The United States said yesterday it is bolstering its security in Sudan because of concerns of a violent backlash. It stopped short of backing the efforts at the ICC, a tribunal Washington opposes out of concern it could carry out politically motivated prosecutions against US troops overseas or US leaders. The White House and the state department said they were reviewing Mr Ocampo's move, but Sean McCormack, a spokesman for the department, said: "We certainly stand firmly on the side of accountability, and we have been a leading voice in that regard." On Friday, Jean-Marie Guehenno, the outgoing head of UN peacekeeping operations, underscored the vulnerability of the mission's peacekeepers after the under-equipped joint force had seven of its men killed and 22 others wounded in an ambush in north Darfur last Tuesday.
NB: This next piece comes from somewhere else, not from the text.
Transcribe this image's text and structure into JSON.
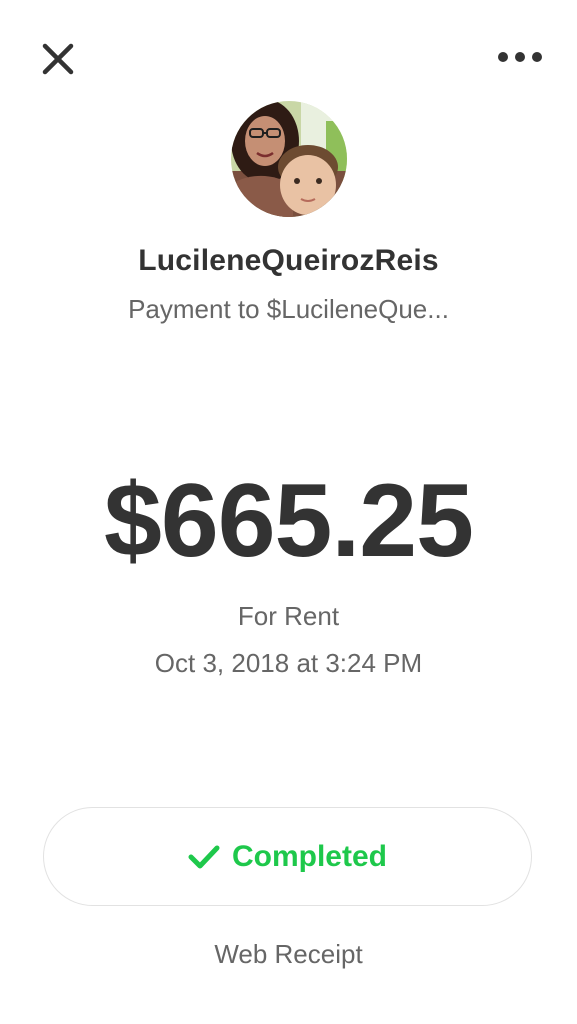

UNAMID "will be extremely vulnerable in the next few weeks", Mr Guehenno warned as he urged the UN Security Council to provide more equipment to the force, which has only one-third of its mandated strength of about 26,000. UNAMID has suffered a string of attacks since it assumed control from an African Union force, but Tuesday's ambush was the deadliest assault to hit the six-month-old mission. Mr Guehenno was quoted as saying that the latest attack was designed "to inflict casualties" and was carried out with "equipment usually not used by [rebel] militias".